January 4, 2019

Growing up in Germany as an omnivorous child, you can think of many moments when you had “Geschnetzeltes”. “Züricher Geschnetzeltes” I had mostly when I stayed at my friends places, never at home, because my parents cooked mostly Portuguese food. So when my mother made a Geschnetzeltes (which is meat cut in stripes fried in a pan and served in a sauce), it was her very own style with no cream and never mushrooms, because she can‘t stand them. A German would definitely not have recognized this as a German dish though 🙂

When I began eating mostly vegan, especially in the first two months I never missed meat or any other animal products. I felt so great and was incredibly happy about the physical and mental change eating vegan brought to my life – I wasn‘t able to think of anything to miss. With time and as eating mostly vegan became part of my daily life another phase began: I started to miss what I wasn‘t having….that‘s what people are like…sadly…they often want what they cannot have! So, they say. I started to miss especially these meat dishes that reminded me of old times and triggered this warming feeling in me. Perhaps you know what I‘m talking about.

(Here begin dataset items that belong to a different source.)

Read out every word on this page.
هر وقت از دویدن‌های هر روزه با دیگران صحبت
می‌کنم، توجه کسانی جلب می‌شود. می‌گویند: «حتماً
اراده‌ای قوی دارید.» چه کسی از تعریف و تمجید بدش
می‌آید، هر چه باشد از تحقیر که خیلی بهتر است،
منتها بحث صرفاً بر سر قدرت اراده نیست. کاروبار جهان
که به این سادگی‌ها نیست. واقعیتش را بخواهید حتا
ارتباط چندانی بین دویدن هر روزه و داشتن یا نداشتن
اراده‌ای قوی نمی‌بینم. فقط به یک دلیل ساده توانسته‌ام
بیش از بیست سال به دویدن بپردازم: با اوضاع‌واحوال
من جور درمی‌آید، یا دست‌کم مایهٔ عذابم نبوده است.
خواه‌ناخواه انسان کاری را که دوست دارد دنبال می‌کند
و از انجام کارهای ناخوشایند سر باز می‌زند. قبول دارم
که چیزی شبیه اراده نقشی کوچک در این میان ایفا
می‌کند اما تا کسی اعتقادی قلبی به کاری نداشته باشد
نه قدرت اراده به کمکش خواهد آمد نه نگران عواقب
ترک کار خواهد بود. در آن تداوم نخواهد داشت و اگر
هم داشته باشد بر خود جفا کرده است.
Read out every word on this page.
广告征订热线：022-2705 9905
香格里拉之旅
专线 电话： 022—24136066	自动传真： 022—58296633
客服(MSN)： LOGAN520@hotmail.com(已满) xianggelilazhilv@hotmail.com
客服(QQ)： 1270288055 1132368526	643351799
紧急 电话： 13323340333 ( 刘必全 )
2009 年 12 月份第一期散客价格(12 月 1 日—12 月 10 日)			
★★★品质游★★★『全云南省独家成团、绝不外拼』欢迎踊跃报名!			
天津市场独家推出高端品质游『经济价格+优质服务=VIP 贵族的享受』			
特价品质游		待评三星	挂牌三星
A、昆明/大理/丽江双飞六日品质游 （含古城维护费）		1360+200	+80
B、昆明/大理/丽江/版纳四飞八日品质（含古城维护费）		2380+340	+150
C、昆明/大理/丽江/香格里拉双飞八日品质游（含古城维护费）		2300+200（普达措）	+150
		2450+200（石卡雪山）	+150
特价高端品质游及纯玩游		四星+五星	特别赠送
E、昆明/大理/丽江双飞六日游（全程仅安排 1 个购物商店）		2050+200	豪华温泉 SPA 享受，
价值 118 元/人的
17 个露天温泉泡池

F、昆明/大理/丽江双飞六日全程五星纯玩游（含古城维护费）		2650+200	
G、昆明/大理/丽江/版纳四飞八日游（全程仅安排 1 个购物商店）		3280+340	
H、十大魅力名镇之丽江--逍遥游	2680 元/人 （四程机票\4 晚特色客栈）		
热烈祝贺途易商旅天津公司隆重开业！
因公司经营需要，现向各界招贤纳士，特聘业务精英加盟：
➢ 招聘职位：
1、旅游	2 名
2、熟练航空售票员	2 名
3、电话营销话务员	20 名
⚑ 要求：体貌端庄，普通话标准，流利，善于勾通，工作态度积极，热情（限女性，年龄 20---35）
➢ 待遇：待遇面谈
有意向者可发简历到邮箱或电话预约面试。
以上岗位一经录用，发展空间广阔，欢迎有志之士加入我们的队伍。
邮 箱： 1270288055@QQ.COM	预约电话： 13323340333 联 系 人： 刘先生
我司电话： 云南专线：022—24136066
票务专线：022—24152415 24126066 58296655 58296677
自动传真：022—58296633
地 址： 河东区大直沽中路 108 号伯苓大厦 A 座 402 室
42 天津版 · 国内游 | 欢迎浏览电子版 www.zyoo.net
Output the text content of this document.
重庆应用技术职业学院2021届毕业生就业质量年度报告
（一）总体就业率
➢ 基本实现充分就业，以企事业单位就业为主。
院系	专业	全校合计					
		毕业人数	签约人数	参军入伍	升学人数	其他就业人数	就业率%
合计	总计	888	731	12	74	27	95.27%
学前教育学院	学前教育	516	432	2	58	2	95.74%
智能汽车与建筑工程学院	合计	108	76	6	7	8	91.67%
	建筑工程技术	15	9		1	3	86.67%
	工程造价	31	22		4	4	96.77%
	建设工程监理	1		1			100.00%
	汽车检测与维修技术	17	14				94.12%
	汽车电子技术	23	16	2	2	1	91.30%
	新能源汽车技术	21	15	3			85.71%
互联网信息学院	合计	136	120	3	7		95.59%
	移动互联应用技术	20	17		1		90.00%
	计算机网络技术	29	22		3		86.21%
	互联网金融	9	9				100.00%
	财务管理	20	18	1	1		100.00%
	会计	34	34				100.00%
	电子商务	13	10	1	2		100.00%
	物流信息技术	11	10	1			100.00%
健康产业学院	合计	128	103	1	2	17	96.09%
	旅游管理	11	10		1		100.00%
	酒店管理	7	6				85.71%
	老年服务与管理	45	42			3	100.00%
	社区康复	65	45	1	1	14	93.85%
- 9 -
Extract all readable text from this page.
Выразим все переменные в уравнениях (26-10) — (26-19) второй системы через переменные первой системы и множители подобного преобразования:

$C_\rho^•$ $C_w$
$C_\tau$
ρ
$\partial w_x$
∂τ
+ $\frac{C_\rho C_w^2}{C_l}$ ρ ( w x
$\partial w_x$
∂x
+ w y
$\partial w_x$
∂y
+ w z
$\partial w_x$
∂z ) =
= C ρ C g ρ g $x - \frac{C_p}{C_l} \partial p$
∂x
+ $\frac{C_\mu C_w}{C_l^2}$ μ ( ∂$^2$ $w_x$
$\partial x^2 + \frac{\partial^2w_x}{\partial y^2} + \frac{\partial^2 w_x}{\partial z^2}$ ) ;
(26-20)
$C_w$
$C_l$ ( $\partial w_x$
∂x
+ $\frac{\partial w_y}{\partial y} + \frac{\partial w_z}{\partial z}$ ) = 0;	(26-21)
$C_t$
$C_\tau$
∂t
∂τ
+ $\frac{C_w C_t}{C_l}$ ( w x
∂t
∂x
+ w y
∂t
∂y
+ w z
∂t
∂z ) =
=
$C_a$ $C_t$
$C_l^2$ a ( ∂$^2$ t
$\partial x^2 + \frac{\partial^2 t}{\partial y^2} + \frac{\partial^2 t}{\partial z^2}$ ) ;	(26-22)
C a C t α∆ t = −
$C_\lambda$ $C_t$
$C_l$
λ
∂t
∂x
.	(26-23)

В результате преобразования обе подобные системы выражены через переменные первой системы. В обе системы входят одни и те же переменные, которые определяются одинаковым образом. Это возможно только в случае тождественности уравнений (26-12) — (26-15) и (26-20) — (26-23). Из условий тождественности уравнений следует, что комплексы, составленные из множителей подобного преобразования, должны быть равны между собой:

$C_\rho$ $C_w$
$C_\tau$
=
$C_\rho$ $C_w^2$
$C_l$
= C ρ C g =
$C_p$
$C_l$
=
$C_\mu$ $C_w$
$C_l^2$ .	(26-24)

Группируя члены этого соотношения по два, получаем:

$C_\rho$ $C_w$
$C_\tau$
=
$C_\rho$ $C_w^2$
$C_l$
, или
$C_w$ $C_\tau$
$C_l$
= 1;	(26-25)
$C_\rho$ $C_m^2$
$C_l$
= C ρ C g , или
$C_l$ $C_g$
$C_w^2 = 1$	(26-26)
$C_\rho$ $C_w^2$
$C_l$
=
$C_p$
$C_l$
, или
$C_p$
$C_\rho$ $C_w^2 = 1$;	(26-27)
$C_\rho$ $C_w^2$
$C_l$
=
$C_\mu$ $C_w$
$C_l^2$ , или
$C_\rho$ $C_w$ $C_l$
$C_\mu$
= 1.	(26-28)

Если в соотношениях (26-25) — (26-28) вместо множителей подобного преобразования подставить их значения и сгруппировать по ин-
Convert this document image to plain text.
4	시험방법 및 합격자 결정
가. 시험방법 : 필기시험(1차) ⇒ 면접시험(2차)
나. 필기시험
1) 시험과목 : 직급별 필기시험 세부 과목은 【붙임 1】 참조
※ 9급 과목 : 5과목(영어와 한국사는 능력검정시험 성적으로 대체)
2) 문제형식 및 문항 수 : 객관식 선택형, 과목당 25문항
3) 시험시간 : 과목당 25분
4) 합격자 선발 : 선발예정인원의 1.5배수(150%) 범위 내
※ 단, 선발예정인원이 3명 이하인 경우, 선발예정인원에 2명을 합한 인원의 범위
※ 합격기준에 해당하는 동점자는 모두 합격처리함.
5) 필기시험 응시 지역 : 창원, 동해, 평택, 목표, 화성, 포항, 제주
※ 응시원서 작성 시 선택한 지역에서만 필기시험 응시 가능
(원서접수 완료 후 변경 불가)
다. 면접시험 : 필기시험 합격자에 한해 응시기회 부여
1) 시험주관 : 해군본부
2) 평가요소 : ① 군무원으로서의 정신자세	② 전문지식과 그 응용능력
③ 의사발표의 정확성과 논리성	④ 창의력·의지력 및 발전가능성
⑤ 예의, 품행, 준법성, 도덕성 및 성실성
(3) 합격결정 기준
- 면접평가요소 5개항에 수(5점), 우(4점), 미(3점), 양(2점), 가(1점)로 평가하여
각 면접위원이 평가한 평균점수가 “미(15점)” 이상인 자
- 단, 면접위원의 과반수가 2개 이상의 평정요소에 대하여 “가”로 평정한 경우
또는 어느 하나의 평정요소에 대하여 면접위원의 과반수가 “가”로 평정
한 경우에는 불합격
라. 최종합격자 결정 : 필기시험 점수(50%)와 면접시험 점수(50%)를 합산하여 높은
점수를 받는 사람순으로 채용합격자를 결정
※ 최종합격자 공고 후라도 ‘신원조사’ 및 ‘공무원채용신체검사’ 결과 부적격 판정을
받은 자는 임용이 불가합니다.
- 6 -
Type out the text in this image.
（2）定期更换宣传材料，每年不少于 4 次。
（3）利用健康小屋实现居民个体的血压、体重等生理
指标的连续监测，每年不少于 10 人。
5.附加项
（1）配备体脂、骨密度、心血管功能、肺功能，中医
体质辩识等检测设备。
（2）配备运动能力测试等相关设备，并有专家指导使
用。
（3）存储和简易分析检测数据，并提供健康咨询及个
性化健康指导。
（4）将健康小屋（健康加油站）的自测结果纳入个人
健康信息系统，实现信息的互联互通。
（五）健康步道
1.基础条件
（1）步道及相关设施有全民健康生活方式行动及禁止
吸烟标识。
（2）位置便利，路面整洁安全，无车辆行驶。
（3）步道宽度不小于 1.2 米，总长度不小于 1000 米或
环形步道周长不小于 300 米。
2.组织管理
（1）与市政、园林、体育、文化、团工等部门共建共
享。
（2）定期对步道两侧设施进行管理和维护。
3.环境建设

As I also had and always have had an iron deficiency I told myself that it was good for me to eat meat once a week. But honestly it didn‘t feel and taste good. Although we only bought organic regional meat I still felt guilty. I didn‘t want to make eating meat a routine again, even if it was just a weekly one. In addition I also felt physically very bad after eating meat: that heavy feeling in your stomach, getting tired after meals, digestion problems again… Also from a sustainability point of view I knew it was better not to eat it, especially beef.

After many thoughts I knew I had to enhance my vegan cooking techniques. Vegan kitchen is so diverse and full of incredibly good ingredients, so I knew it was due to my lack of ability that I wasn‘t able to satisfy my demand for something as “dirty” as meat dishes. With time it got slowly better and today I can really say that I don‘t miss anything. I don‘t want to eat meat anymore, because vegan can be so much more satisfactory, better in taste, and of course result in a better physical feeling.



I came up with this vegan “Zurich Geschnetzeltes” when I had many mushrooms we had to eat before they become inedible. It is sooooooo delicious! So incredible creamy! My husband‘s new favorite dish for sure….





SERVES: 3-4 servings


1 leek
3 celery stalks
2 carrots
2 garlic cloves
300g cremini mushrooms
150g seitan
1 tbsp vegan butter
2 tbsp olive oil
100ml white wine
juice of half a lemon
400ml vegetable broth
¼ tsp nutmeg
1 tsp agave syrup
65g baby spinach
80ml soya cuisine
1 ½ tsp arrowroot


300-350g basmati rice, cooked
lemon slices
baby spinach leaves




Start by drying the seitan. Slice the seitan cube in thick slices then dry it either between paper towels or a kitchen towel. Put something heavy like a heavy wooden cutting board or some heavy books on top. Dry it for around 10 minutes. Then cube the slices in 1 cm pieces. Put them aside.

Slice the mushrooms in around 2 cm quarters or slices. Put them also aside in a bowl.

Slice the leek in fine rings and the celery stalks in 0.5 cm slices. Heat olive oil in a medium size pot over medium heat. Stem the celery and the leek for a few minutes with the two mashed garlic cloves, while you cut the carrots. Quarter them lengthwise and slice them in around 1 cm pieces. Then add them to the pot.

Raise the heat to high heat. When it‘s hot add the seitan, the mushrooms and the vegan butter. Brown them for a couple of minutes while stirring now and then. Fry them until the seitan starts to stick to the bottom of the pot. We want this to happen, but be careful that it doesn‘t burn. Brown is good, black is bad.

Add the white wine and the lemon juice. With your wooden spoon scrape of the bottom of the pot, because we want the browned, roasted to mingle with the sauce. Add the vegetable stock, the nutmeg and agave syrup. Stir and bring to a boil. Let it simmer at low-medium heat for around 10 minutes. Add the spinach to the pot in the last 2 minutes.

Mix the soya cuisine with the arrowroot. Add the mixture to the sauce and let it just warm for around 30 secondes. Be careful not to cook arrowroot for too long, because little white bits can form, when it cooks for too long.

Enjoy the “Zurich Geschnetzeltes” with rice and decorate it with some baby spinach leaves and lemon slices.

Healthy for people & planet – please go always organic!